SAINT DENIS DE LA REUNION, France (Reuters) - French first lady Carla Bruni-Sarkozy is suing a fashion chain for selling bags emblazoned with nude images of her in the latest legal action over the presidential couple’s image.
At a court hearing on Monday in the French Indian Ocean island of Reunion, Bruni-Sarkozy’s lawyer said the former model was demanding 125,000 euros ($168,300) in damages from local chain Pardon which sold the bags there for a few days.
“This little-known company is using the image of a famous person in a shocking way ... for media attention,” Gesche Le Fur told the court in the island’s capital, Saint Denis.
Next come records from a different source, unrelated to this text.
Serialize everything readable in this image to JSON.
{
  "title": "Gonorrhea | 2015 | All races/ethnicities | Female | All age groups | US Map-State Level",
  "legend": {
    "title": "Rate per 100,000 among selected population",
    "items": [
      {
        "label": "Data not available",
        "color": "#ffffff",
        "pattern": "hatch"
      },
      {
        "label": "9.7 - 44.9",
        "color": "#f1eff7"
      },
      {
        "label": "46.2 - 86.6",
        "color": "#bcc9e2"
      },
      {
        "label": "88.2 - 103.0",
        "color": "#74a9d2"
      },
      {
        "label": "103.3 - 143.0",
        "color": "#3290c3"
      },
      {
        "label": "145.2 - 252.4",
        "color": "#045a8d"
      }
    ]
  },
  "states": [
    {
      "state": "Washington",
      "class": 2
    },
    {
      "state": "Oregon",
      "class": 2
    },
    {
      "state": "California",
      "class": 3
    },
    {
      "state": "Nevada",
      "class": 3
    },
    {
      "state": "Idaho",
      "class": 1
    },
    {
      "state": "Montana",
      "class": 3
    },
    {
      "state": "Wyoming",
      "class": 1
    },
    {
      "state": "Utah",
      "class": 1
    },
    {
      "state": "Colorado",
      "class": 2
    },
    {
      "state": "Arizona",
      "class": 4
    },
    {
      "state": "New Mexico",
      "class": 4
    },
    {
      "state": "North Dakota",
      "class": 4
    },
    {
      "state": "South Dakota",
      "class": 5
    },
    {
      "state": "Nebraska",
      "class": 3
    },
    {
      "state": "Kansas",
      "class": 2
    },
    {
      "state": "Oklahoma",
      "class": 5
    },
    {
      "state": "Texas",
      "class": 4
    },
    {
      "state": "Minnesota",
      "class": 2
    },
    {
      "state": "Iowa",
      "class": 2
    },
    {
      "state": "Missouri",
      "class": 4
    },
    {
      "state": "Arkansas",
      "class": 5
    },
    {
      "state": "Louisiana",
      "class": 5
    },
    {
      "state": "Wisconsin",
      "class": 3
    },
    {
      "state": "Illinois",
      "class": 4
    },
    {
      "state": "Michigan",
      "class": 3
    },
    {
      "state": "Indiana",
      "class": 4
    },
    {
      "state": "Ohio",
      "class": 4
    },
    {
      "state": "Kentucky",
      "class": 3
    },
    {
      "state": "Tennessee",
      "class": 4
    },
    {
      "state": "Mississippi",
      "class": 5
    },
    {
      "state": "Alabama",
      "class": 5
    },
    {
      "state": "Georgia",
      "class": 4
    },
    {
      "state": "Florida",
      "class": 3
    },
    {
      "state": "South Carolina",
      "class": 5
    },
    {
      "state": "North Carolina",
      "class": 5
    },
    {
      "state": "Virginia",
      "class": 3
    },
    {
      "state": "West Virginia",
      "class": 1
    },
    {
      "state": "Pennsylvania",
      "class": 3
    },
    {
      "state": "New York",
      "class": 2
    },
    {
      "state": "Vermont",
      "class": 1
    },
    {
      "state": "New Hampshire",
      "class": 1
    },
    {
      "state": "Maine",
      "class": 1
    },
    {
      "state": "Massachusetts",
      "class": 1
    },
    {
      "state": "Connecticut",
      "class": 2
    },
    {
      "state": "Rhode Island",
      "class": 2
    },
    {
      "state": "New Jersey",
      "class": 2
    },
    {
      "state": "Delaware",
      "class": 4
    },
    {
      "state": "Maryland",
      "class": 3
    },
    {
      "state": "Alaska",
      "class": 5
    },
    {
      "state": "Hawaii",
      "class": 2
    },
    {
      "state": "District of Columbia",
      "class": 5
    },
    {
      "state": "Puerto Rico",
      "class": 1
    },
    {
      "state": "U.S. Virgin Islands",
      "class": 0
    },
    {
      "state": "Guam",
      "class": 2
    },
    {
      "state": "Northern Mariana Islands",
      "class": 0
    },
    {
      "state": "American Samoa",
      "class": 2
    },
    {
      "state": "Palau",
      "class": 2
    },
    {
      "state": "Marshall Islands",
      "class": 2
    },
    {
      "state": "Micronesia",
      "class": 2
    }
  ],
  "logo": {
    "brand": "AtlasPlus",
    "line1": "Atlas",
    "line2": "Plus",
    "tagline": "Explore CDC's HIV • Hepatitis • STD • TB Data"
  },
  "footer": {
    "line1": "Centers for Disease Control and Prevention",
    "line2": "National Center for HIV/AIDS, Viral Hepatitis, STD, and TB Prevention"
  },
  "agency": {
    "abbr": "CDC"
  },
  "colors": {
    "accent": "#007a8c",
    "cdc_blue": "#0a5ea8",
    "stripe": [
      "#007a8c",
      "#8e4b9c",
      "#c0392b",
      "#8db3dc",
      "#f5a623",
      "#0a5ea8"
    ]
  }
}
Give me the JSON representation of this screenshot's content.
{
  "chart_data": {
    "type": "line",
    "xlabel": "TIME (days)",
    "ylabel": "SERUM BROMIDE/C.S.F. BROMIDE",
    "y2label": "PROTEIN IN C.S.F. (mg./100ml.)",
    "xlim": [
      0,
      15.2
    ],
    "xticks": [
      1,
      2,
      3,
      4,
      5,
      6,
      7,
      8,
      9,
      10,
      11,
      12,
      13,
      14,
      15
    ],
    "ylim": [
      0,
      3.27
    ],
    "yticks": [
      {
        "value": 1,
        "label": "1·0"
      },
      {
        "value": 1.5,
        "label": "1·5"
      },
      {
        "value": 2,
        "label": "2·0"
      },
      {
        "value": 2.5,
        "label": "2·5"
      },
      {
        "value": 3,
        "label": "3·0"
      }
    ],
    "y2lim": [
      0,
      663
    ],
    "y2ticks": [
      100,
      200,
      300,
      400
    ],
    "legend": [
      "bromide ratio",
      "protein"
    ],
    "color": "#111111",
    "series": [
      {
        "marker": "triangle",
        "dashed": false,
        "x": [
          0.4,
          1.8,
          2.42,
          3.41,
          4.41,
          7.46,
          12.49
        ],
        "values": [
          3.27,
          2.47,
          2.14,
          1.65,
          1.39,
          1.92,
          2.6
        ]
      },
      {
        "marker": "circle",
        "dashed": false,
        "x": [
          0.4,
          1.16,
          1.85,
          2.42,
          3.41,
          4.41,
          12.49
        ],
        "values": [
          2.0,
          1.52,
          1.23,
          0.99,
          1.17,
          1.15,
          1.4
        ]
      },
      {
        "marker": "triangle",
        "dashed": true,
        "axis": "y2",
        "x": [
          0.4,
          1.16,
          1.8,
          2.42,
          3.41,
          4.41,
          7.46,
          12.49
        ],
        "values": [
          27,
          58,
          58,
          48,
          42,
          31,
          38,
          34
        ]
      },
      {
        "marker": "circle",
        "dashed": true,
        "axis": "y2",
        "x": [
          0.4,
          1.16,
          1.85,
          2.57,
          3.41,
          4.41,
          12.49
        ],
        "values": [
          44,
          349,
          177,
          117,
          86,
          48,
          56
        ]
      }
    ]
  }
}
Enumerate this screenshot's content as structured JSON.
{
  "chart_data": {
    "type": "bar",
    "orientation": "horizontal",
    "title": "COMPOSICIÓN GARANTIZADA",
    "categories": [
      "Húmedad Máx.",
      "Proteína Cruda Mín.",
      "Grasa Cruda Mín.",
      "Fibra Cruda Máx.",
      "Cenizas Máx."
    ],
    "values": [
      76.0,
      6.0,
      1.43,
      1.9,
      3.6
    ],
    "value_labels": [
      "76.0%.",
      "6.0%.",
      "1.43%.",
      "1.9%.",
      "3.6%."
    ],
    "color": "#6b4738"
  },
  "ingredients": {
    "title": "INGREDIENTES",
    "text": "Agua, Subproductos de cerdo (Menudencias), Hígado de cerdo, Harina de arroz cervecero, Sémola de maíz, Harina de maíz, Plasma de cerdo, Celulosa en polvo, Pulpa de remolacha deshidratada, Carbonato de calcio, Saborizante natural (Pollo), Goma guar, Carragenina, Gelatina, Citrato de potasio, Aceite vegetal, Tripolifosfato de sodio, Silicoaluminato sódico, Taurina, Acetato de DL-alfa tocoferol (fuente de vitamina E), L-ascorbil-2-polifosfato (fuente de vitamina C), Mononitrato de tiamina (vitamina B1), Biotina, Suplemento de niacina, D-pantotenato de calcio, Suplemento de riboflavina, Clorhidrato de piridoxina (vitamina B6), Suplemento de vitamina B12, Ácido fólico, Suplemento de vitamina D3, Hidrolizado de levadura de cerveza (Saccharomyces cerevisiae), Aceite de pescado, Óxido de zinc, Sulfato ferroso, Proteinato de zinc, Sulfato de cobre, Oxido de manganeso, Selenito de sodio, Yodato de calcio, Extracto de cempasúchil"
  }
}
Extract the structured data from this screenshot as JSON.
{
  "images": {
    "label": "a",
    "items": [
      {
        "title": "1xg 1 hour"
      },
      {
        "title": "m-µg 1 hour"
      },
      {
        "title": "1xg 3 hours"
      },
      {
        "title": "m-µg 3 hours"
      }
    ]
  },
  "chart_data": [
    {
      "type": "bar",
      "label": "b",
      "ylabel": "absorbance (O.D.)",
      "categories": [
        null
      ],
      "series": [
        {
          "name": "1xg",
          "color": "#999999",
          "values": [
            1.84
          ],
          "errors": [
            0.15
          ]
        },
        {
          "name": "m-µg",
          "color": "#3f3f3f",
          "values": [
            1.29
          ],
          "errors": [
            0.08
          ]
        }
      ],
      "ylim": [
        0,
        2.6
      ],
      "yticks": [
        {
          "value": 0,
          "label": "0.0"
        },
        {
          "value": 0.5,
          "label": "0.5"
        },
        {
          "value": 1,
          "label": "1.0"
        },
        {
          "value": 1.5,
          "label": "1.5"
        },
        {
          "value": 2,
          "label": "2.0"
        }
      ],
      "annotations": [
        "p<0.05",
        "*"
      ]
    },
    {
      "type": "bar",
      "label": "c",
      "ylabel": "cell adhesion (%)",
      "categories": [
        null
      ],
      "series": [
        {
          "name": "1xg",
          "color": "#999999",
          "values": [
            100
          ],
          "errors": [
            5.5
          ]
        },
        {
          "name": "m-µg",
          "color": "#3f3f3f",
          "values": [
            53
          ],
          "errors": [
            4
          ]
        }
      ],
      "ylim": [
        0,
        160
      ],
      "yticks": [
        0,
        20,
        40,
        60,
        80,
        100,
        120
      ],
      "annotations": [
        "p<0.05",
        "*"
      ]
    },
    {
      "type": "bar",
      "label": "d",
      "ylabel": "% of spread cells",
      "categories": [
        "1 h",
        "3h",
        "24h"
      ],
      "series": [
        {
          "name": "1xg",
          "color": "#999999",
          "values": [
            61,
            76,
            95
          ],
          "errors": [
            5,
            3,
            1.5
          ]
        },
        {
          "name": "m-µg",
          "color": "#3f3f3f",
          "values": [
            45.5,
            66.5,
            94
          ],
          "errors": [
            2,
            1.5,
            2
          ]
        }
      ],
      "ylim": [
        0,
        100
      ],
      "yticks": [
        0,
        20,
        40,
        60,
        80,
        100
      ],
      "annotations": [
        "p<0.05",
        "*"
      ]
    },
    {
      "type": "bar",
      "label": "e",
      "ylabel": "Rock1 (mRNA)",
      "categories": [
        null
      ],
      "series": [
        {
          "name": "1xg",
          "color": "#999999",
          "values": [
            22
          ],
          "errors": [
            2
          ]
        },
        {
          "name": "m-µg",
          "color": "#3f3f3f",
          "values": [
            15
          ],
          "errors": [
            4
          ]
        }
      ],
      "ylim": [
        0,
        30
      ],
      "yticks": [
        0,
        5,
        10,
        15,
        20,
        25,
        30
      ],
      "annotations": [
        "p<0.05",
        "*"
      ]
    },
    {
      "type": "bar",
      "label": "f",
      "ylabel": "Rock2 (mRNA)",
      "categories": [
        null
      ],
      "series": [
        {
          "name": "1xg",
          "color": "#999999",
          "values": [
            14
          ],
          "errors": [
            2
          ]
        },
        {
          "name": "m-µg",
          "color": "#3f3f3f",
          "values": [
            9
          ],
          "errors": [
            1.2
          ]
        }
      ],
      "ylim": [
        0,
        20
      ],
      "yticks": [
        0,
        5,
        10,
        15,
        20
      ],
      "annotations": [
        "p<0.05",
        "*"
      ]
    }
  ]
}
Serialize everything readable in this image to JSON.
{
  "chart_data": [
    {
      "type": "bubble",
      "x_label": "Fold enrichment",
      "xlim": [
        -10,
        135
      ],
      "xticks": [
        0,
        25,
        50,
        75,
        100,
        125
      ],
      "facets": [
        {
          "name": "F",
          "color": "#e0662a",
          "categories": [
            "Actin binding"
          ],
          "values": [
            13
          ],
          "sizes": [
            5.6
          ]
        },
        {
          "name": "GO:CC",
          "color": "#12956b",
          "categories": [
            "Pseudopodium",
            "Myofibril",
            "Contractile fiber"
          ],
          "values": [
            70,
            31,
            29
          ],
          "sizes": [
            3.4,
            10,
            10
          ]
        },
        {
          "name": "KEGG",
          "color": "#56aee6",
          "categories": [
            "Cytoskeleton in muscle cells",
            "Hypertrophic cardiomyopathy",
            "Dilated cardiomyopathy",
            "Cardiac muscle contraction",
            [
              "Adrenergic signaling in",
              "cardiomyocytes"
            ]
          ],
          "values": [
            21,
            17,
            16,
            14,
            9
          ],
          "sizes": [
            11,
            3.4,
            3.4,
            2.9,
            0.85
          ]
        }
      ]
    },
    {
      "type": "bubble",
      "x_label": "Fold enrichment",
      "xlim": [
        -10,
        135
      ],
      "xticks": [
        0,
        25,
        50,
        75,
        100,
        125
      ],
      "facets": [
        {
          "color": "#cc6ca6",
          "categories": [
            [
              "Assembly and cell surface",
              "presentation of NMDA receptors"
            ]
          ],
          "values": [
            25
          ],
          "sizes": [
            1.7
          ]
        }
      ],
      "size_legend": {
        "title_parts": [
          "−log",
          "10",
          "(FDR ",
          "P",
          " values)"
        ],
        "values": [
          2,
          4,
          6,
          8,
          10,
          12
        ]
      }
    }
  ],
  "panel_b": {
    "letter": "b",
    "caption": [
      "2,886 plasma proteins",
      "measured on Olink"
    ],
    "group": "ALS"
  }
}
Bruni-Sarkozy, 40, rose to fame as a model before becoming a pop singer. Public interest in her has surged since her whirlwind romance with President Nicolas Sarkozy, whom she married in February less than three months after they met.
The couple have repeatedly gone to court over image issues, attracting criticism that they are too focused on trivial matters.
The founder and manager of the Pardon chain, which sells clothing and fashion accessories in Reunion but does not trade in mainland France, told the court he had withdrawn the bags from stores at the weekend.
Bruni-Sarkozy’s lawyer said the damages demanded were based on what the first lady’s image would be worth at current modeling rates, although she specified that her client no longer wished to market her image as a model.
The bags showed a picture of Bruni-Sarkozy taken in 1993, during her modeling days. It shows her standing in a pigeon-toed pose, covering her private parts with her hands. An original print of the black-and-white photo by Michel Comte fetched $91,000 at an auction in New York in April.
The bags were on sale last week for 3 euros each. Customers were given a free bag if they spent more than five euros.
The court is expected to deliver its ruling on Thursday.
Sarkozy himself went to court in October demanding a ban on sales of a voodoo doll representing him, sold with a manual encouraging buyers to stick pins in it. An appeals court said the doll was an “offence against the personal dignity” of Sarkozy, but it would be disproportionate to ban it.
The doll court case was widely ridiculed in the French media. Sarkozy was accused of double standards by critics who recalled that, in the name of freedom of expression, he had sided with a French newspaper that printed cartoons of the Prophet Mohammad that caused worldwide uproar in 2006.
The Sarkozys also sued Irish airline Ryanair over an advert featuring Carla musing that thanks to cheap flights, her Italian relatives would be able to attend her wedding to Sarkozy.
A French court ordered Ryanair to pay symbolic damages of one euro to Sarkozy and 60,000 euros to his wife.